Le festival de courts-métrages « Carpentras fait son cinéma » n'aura pas lieu cette année dans la ville du Vaucluse. L'organisation a annoncé ce vendredi l'annulation de sa septième édition, déplorant une décision de la nouvelle mairie RN de supprimer une subvention allouée à l'association. De son côté, le maire évoque un impératif de « rigueur budgétaire ».
Une subvention supprimée après sept ans
Le festival, qui accueillait chaque année des tournages pour réaliser des films de huit minutes mettant en valeur la ville, devait initialement se tenir du 28 avril au 2 mai avant d'être reporté.

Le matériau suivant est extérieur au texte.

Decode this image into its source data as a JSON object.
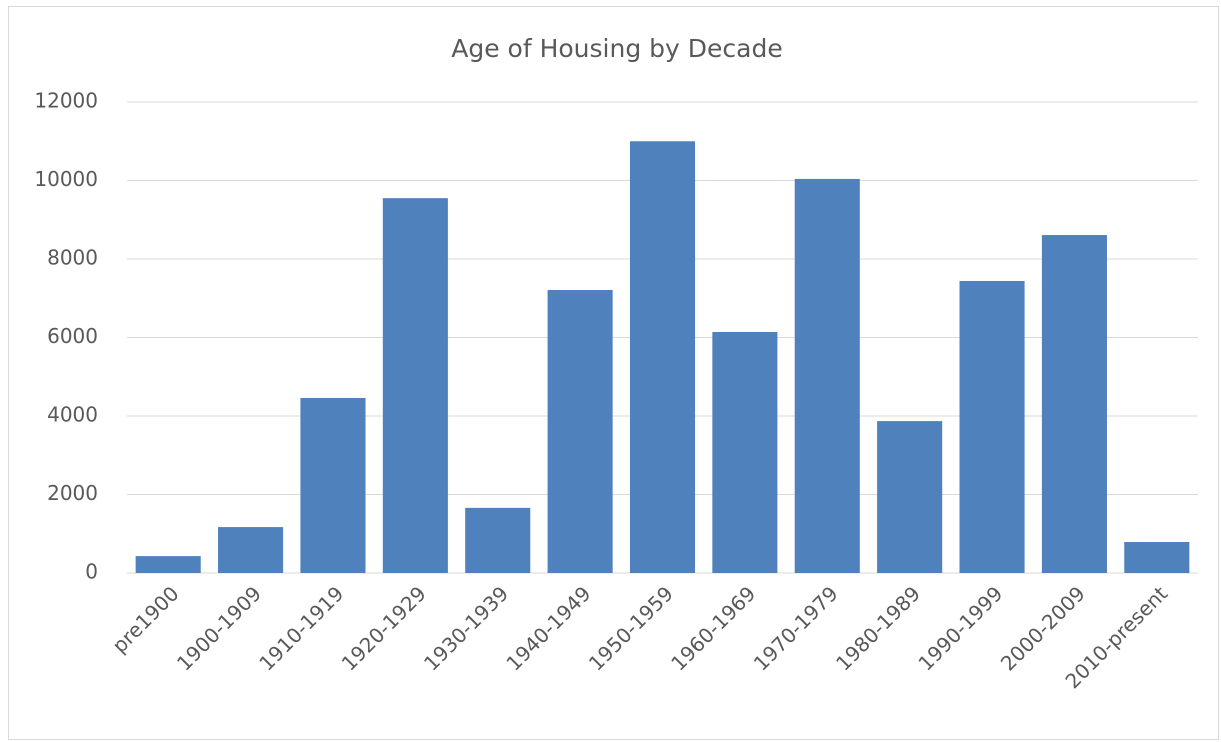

Dans un communiqué, les organisateurs indiquent avoir « pris acte de la décision de la nouvelle municipalité de ne pas reconduire l'événement, en supprimant la subvention allouée par la ville depuis sept ans ».
Le maire Hervé de Lépinau a justifié cette décision par la situation financière de la commune : « On n'a plus les moyens à Carpentras, avec 86 millions de dettes laissées par le précédent exécutif de gauche, de financer ce type d'associations, je le regrette ». Il a ajouté : « La ville n'a plus d'argent, on a dû hiérarchiser les subventions attribuées, on a privilégié les clubs de sport par rapport à ce type d'associations qui n'ont qu'un événement unique dans l'année ».
La mairie défend son engagement culturel
Le maire a défendu l'engagement culturel de sa municipalité, citant les cinq millions d'euros accordés à la Bibliothèque-musée l'Inguimbertine, qui accueille actuellement « une magnifique exposition d'Ernest Pignon-Ernest ». De leur côté, les organisateurs du festival se targuent d'avoir « permis à de nombreux habitants de découvrir les métiers du cinéma et de participer aux différents tournages ». Ils ajoutent que « les films qui mettent en valeur notre ville ont été diffusés dans des festivals dans le monde entier et ont remporté de nombreux prix ».
Un précédent avec le planning familial
Cette annulation fait suite à une autre décision controversée : début juin, le conseil municipal votait la suppression de la subvention annuelle accordée au planning familial, association historique de défense du droit à la contraception, à l'avortement et à l'éducation à la sexualité. L'association dans le Vaucluse y voyait un « combat d'idées » avec des valeurs « fondamentalement opposées ».
Le maire avait alors réagi en disant « assumer pleinement », accusant l'association de prendre « régulièrement et ouvertement position contre le Rassemblement national » et d'être devenu « un organe politisé et partisan, mais aussi un avant-poste d'une idéologie controversée qu'est le wokisme ».
Depuis les municipales de mars, plusieurs mairies RN ont suscité la polémique avec des pièces de théâtre déprogrammées ou des coupes budgétaires dans la culture, justifiées parfois par des besoins d'économies, des divergences idéologiques ou la promotion d'une culture « plus populaire ».